Three Republicans – John McCain of Arizona, Lindsay Graham of South Carolina and Maine’s Susan Collins – joined every Democrat in voting against the resolution, which failed in a 51-49 vote. The House voted to get rid of the rule in February.

Supporters of the restrictions argued that the Waste Prevention rule, issued by the Bureau of Land Management in November, would help clean the nation’s air while creating jobs, improving oil and gas production efficiency, and boosting local, state and federal revenues from the increased output from the captured gases.

Democrat Michael Bennet had pointed out that these benefits are being proven by similar methane restrictions his home state of Colorado introduced in 2014, with positive results and broad public support.

Repeal advocates included Myron Ebell at the Competitive Enterprise Institute, Thomas Pyle at American Energy Alliance, Grover Norquist at Americans for Tax Reform, and eight other conservative groups. They sent a joint letter to senators last week, charging that without repeal, the BLM rule “will cost roughly $297 million per year” and “decrease energy production on federal lands, leading to fewer revenues from royalties and higher energy costs, not to mention lost jobs.”

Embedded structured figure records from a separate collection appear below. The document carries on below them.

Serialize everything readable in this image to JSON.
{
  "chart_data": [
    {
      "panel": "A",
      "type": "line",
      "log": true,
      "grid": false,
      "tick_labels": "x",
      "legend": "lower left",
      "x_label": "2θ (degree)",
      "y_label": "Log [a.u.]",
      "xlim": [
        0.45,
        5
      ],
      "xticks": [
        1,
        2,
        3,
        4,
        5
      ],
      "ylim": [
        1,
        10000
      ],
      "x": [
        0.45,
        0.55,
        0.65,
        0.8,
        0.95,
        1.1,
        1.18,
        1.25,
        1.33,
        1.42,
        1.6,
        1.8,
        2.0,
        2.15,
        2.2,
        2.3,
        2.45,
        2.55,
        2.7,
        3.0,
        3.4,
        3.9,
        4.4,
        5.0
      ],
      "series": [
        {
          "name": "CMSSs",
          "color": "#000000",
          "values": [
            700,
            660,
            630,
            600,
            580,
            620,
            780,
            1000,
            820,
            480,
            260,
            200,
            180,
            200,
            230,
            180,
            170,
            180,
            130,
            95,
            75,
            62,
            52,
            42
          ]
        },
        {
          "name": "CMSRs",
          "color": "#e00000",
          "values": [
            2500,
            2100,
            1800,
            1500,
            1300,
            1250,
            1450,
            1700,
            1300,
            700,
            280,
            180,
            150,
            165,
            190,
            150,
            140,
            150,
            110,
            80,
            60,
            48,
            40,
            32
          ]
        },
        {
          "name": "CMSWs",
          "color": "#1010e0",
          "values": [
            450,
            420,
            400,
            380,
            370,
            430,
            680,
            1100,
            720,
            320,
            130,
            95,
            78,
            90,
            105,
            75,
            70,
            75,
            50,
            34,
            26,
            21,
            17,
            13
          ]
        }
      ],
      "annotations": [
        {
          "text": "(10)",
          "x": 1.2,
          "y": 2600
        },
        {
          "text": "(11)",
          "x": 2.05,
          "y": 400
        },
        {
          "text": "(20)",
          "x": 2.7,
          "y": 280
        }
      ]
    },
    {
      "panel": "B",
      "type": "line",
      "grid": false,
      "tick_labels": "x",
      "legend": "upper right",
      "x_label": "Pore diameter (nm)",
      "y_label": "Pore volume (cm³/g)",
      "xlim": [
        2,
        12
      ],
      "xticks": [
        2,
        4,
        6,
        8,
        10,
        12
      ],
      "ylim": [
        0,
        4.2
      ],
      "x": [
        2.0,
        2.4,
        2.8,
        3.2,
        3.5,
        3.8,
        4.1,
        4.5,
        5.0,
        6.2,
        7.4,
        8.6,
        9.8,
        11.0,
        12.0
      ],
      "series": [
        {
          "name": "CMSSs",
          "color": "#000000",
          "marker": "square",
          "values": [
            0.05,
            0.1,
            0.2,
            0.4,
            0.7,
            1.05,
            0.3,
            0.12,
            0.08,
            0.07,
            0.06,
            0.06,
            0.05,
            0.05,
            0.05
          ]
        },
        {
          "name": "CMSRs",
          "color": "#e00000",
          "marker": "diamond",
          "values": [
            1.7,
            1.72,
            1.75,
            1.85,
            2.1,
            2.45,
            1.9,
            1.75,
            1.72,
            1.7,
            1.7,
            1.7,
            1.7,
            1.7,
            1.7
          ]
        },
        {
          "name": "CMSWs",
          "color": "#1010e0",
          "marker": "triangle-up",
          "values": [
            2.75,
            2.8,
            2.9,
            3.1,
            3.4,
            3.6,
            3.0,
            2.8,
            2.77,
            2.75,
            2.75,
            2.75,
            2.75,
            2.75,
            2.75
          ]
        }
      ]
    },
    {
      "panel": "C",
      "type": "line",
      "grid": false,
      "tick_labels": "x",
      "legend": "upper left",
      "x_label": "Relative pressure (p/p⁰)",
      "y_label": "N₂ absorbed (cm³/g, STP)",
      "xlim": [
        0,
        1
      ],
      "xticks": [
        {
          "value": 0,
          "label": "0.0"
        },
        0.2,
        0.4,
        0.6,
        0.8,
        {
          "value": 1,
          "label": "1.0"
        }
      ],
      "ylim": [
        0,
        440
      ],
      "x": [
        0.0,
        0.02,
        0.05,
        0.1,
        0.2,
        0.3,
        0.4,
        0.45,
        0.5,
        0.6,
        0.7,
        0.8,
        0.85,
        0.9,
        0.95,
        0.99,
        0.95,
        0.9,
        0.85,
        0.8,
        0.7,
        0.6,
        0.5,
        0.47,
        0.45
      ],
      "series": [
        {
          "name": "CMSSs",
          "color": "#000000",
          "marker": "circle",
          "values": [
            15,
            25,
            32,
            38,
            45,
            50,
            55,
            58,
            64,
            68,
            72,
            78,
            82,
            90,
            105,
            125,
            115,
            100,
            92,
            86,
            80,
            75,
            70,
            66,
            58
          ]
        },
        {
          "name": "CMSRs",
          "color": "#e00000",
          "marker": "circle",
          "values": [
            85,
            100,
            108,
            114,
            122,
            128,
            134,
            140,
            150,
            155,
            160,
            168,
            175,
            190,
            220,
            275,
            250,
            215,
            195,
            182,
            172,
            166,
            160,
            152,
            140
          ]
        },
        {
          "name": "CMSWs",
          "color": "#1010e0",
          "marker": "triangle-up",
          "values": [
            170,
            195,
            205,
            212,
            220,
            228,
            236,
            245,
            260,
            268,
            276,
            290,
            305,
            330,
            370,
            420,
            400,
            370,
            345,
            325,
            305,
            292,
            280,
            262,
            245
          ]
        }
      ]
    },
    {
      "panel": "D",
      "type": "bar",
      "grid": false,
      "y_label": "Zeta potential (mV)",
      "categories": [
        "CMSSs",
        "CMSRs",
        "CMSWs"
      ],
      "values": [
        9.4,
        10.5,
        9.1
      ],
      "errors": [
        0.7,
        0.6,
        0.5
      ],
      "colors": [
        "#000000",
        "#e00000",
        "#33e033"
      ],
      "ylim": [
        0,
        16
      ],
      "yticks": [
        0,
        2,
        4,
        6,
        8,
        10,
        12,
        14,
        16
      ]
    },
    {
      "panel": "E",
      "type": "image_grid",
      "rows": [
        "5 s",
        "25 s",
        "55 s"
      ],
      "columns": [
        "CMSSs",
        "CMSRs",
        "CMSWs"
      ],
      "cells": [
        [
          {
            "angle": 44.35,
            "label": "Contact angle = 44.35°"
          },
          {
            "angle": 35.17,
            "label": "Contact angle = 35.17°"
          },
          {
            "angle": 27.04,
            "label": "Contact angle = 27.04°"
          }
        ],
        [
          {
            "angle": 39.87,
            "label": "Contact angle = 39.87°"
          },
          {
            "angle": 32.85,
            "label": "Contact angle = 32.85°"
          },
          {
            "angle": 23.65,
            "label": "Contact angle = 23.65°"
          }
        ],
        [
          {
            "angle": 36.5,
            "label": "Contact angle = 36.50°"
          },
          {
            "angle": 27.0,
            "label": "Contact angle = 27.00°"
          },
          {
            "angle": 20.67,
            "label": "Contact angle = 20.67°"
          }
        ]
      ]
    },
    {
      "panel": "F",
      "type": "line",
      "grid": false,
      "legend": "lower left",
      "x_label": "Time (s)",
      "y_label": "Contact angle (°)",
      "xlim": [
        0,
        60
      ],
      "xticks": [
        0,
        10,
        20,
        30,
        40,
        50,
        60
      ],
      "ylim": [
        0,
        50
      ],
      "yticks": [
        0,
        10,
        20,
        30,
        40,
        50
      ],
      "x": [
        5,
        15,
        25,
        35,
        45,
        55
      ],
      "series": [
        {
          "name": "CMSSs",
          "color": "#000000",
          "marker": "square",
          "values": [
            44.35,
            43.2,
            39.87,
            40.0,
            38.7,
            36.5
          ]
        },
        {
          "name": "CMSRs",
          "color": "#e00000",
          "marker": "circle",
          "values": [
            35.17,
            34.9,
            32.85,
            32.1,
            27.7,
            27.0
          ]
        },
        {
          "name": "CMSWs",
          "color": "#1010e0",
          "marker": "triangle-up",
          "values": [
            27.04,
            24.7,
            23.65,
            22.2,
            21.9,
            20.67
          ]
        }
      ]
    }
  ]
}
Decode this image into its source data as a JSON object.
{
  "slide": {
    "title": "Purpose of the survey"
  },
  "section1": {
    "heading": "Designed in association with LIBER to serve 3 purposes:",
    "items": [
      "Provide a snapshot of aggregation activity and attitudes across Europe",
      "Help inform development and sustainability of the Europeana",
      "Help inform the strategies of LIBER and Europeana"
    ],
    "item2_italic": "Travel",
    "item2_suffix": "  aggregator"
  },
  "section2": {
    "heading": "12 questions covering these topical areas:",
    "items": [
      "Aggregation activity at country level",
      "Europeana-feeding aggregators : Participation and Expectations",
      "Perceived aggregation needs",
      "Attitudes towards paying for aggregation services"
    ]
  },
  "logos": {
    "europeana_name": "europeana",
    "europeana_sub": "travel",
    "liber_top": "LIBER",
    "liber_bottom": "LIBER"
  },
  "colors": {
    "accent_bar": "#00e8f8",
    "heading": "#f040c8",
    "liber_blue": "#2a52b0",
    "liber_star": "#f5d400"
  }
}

In sharp contrast, Senate Energy Committee ranking member Maria Cantwell, D-Wash., said at a press briefing on Monday that wasteful flaring, venting, and methane leaking not only means lost production for oil companies but a reduction in royalty payments to the federal government.

Warning that it would be a huge step backward if the Senate repealed the BLM methane rule,” she said the choice was between “a common-sense rule that is already saving taxpayers money” or “we can go back to more pollution and more waste.”

EDF Action, the advocacy arm of the Environmental Defense Fund, called the Senate vote “a huge win.”

“For months now, our opposition in the Senate has been scrambling to gather enough votes to roll back common-sense standards limiting the dangerous climate pollution emitted by the oil and gas industry on our federal lands,” the group said in an email. “They just lost the vote – and their chance to strip these crucial clean air and climate protections has slipped away.”

Today’s vote was the first time since President Trump’s election that Republicans failed in their attempt to use the Congressional Review Act to repeal rules passed by the Obama administration. GOP lawmakers had success with 13 earlier resolutions. The window to use the Act, which allows Congress to overturn rules within 60 days of their adoption, expires tomorrow.